Magnesium batteries are an important energy storage technology being investigated to improve upon, and move beyond, current lithium-ion (Li-ion) battery systems. Some advantages of magnesium-based batteries include magnesium’s abundance, increased volumetric capacity, and lower reactivity compared to Li. However, Mg batteries have many challenging problems hindering their implementation. One major issue is the slow intercalation kinetics of the Mg²⁺ ion in many metal oxide cathodes conventionally used in Li-ion batteries. A potential solution that has been demonstrated is adding water molecules into organic electrolyte; this method has shown increased Mg insertion and performance of cathode materials such as vanadium oxide (V₂O₅) and manganese oxide (MnO₂). MnO₂ is the cathode of interest for this work, and an in-depth investigation is necessary to fully understand the role of the water molecules in the Mg intercalation into this material.

In this work, the Mg insertion mechanism is being investigated in a system of water-in-organic electrolyte, with electrolytes containing an H₂O to Mg ratio of 6:1. The cathode is an amorphous, electrodeposited MnO₂ thin film. Thin film MnO₂ electrodes were prepared so that they could be electrochemically cycled in magnesium perchlorate/propylene carbonate electrolyte, and subsequently examined via ex-situ XPS at different stages of charge and discharge to monitor the surface chemical speciation and any changes.

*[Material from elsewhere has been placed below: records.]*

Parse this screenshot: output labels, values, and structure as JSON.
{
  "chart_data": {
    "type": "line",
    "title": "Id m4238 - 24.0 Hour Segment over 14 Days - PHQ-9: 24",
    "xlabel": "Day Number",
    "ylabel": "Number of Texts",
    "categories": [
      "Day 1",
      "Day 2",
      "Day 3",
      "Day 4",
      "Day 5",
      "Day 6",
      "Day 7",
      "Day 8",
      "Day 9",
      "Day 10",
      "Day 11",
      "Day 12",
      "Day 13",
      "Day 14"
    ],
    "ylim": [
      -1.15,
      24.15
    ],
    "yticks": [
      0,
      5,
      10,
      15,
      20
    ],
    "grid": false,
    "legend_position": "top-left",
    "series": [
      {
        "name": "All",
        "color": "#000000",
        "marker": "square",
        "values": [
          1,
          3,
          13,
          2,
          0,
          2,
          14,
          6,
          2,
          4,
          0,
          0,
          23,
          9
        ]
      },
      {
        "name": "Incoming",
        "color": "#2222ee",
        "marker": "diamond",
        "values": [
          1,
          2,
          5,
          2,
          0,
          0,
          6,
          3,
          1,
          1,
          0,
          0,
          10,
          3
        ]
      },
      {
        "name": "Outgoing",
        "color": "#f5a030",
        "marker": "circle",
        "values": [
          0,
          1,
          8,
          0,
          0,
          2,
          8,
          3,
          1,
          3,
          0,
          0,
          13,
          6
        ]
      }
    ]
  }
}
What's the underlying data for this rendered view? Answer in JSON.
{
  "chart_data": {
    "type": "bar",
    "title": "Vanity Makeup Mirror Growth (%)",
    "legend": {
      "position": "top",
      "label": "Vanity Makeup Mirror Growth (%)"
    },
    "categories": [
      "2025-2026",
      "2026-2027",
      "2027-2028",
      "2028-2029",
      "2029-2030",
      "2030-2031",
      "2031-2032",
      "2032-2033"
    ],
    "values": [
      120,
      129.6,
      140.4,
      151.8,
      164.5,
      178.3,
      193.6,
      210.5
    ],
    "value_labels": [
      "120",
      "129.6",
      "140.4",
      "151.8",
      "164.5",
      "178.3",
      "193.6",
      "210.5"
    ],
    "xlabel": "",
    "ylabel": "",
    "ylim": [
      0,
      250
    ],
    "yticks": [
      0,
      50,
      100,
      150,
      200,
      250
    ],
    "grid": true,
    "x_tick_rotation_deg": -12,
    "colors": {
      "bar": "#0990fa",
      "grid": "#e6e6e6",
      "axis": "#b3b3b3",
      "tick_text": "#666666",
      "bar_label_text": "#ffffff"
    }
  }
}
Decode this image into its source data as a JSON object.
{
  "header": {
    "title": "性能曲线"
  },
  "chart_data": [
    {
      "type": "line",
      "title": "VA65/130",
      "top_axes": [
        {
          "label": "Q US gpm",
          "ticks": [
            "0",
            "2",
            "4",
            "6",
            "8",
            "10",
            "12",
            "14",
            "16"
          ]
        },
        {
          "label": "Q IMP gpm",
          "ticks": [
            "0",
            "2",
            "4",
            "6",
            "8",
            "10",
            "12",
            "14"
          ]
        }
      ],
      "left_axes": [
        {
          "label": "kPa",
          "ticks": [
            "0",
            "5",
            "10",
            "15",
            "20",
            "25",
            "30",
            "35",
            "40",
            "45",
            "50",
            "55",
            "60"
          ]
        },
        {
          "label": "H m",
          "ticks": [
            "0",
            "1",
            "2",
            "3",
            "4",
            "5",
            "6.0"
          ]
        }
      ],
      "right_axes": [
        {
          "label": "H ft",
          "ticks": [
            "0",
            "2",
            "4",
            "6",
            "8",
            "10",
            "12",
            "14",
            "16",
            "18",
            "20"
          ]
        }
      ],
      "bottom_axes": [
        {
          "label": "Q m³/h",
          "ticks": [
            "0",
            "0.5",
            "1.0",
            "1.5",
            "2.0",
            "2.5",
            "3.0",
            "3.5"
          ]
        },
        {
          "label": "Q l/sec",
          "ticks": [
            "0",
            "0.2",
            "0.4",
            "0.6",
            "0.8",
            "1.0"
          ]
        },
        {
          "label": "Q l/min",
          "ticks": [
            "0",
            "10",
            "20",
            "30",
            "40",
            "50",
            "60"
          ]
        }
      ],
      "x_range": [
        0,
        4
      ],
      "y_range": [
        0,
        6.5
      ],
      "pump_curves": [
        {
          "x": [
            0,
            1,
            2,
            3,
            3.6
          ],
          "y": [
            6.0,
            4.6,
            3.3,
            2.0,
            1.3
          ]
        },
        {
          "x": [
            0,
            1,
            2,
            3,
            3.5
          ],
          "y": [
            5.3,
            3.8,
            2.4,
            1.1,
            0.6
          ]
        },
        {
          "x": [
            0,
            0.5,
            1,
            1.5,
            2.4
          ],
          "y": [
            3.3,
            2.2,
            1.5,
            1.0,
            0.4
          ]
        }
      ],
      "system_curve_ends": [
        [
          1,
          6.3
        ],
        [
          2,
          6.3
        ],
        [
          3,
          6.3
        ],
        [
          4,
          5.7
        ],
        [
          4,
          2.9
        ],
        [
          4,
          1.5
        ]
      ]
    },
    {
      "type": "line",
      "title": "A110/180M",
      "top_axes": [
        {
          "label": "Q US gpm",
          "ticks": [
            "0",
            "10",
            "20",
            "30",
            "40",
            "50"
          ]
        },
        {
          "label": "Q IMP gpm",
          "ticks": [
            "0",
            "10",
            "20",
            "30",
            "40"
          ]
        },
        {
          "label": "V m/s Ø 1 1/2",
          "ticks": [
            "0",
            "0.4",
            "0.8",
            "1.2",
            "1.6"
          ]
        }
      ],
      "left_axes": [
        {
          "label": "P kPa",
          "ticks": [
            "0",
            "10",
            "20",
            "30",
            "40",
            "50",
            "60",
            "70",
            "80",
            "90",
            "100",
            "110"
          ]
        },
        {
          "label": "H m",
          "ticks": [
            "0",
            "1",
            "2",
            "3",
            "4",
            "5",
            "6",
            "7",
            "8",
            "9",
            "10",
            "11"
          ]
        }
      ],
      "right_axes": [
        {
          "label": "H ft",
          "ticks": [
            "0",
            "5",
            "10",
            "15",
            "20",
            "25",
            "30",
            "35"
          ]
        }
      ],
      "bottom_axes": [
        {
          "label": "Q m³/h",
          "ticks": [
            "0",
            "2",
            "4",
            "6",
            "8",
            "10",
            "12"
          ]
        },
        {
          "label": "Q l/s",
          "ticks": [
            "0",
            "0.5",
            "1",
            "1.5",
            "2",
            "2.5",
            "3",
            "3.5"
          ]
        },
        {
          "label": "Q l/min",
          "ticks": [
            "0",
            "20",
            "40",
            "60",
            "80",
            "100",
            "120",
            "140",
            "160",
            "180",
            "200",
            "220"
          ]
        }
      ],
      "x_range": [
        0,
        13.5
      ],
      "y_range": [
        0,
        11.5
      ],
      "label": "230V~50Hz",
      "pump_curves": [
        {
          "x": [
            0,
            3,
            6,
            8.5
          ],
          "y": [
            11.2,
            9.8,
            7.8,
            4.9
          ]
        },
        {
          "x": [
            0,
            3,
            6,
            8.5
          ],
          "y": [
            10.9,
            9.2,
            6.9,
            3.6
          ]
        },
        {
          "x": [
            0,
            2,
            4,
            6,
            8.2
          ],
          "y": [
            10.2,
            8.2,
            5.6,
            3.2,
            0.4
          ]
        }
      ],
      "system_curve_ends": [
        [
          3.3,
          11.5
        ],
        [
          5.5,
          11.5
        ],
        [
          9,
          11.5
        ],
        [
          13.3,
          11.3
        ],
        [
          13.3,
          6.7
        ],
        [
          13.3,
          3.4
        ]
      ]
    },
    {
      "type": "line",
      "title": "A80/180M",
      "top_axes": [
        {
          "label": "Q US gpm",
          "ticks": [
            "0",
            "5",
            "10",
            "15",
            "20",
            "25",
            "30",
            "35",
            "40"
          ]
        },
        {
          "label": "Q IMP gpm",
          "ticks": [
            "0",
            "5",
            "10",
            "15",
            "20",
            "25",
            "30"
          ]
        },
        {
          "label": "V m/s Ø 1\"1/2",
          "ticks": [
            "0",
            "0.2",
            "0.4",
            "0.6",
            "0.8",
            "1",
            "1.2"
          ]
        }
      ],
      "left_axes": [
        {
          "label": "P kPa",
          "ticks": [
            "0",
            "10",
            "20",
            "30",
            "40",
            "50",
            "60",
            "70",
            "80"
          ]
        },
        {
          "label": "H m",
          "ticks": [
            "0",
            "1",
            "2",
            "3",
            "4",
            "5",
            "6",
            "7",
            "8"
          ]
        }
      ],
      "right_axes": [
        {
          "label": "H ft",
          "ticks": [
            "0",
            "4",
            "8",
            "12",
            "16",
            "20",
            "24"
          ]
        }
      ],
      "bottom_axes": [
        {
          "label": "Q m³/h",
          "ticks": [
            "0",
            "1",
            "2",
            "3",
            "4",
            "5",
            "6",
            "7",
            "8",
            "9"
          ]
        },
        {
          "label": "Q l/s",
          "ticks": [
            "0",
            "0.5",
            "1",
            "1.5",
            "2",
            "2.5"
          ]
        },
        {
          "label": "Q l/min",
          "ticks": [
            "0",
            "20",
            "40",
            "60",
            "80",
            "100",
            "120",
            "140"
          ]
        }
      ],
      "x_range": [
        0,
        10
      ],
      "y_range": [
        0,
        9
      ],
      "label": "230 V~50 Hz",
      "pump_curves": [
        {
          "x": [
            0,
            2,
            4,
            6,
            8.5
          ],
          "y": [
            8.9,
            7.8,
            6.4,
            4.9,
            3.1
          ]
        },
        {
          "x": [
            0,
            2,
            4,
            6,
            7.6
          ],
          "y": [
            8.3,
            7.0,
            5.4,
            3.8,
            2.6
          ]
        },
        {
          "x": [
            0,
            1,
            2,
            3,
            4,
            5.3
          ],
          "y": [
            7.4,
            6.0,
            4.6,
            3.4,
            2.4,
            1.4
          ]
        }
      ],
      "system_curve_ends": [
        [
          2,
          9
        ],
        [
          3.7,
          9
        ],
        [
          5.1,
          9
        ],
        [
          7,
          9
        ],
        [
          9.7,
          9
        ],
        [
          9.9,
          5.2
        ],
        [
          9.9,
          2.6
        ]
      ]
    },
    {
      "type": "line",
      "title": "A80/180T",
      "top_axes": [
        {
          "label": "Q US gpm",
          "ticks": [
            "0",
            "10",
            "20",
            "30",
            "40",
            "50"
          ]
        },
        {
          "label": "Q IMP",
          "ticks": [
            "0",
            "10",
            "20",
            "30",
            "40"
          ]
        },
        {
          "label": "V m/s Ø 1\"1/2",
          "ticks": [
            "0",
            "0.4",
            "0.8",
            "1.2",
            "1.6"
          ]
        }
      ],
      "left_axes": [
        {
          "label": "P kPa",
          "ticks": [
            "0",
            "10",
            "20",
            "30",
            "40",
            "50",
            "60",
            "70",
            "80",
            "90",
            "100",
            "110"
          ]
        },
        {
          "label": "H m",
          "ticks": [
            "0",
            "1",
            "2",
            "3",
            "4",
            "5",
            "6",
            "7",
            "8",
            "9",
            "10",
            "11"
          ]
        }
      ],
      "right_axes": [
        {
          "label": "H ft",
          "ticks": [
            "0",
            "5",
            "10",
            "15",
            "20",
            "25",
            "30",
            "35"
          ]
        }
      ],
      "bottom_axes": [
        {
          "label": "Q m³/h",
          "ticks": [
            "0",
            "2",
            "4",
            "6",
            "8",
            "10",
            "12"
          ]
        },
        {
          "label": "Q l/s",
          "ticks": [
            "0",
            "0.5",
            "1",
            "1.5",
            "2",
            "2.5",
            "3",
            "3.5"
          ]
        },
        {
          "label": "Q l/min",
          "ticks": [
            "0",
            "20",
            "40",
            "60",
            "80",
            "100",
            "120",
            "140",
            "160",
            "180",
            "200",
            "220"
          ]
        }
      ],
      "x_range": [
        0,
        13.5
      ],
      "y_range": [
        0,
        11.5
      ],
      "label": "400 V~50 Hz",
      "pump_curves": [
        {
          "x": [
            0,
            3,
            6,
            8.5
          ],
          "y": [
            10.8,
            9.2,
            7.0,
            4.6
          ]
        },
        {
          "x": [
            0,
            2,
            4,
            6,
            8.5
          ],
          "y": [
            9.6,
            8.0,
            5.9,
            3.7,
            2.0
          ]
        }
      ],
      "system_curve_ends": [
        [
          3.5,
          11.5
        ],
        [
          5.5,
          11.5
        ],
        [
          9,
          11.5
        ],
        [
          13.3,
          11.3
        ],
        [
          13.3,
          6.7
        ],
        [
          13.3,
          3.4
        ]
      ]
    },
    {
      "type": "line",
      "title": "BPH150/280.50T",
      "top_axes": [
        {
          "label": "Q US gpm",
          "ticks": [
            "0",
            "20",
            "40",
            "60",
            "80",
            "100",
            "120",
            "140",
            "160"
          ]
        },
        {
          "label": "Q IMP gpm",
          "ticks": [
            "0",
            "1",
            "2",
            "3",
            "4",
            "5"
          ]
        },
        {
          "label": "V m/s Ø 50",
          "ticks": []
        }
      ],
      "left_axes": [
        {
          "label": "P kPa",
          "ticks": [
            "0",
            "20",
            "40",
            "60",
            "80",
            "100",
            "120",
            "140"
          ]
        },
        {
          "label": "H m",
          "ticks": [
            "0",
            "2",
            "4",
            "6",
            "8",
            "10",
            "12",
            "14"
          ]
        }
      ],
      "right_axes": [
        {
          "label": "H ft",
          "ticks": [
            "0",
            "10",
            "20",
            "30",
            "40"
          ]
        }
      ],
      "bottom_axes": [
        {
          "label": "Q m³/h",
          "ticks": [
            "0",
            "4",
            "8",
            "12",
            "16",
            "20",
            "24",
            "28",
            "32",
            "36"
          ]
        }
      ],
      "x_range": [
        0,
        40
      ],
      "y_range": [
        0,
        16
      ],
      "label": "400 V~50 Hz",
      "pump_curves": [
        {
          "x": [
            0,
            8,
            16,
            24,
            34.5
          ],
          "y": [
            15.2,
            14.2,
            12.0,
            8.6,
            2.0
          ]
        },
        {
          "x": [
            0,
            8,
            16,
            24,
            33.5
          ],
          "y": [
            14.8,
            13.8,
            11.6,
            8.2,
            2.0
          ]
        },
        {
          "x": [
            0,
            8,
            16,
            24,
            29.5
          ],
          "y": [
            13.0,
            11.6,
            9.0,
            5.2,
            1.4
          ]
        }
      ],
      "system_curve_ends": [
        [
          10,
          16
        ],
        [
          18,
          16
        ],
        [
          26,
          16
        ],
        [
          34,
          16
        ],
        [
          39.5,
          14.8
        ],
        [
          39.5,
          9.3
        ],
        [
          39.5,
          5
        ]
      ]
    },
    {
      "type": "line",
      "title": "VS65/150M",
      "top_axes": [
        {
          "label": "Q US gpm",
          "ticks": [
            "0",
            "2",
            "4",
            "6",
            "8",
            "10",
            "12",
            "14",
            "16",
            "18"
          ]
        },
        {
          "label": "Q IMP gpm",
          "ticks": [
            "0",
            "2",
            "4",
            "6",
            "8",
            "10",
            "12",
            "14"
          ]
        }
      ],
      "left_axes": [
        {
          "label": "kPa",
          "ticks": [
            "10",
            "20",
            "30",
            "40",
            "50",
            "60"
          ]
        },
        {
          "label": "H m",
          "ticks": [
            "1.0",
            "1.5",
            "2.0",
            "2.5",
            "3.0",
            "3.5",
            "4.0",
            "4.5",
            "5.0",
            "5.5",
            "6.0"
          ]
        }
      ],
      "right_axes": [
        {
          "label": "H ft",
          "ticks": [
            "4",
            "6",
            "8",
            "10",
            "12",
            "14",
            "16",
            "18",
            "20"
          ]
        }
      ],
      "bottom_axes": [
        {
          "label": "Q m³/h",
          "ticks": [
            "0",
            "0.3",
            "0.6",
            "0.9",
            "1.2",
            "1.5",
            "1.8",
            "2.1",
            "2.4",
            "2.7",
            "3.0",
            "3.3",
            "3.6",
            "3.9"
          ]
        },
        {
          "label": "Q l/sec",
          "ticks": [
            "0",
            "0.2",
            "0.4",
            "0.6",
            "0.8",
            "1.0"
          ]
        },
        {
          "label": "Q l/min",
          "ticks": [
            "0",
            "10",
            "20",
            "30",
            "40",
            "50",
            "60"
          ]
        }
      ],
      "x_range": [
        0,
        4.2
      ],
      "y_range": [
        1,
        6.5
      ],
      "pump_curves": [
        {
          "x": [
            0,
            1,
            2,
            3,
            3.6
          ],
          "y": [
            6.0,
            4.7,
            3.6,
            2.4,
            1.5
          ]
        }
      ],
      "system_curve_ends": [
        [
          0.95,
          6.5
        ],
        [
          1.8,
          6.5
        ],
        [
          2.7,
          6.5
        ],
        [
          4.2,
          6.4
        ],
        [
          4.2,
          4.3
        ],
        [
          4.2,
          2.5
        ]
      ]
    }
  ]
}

Herein, we will elucidate upon the XPS results to help explain the mechanism of Mg insertion in this mixed electrolyte. Results demonstrate that an Mg(OH)₂ layer forms upon discharge, and this hydroxide layer is reversibly formed and removed during charge and discharge. Additionally, after first cycling electrodes in wet electrolyte and transferring them to dry organic electrolyte and cycling further, the Mg(OH)₂ layer is still observed although in a diminished capacity.

We propose that in the mixed water-in-electrolyte system, there is a combined insertion/conversion reaction mechanism whereby an Mg(OH)₂ layer is formed on the surface. We therefore believe water inserted into the MnO₂ structure upon cycling in wet electrolyte may be responsible for the Mg(OH)₂ formation in dry electrolyte and continual increased Mg-ion capacity. A more complete understanding of the mechanism for this phenomenon may help in further developing strategies to improve metal oxide cathode performance. For instance, one possibility may be trying to reproduce the positive effect of water with another additive that does not react with the Mg anode as water does.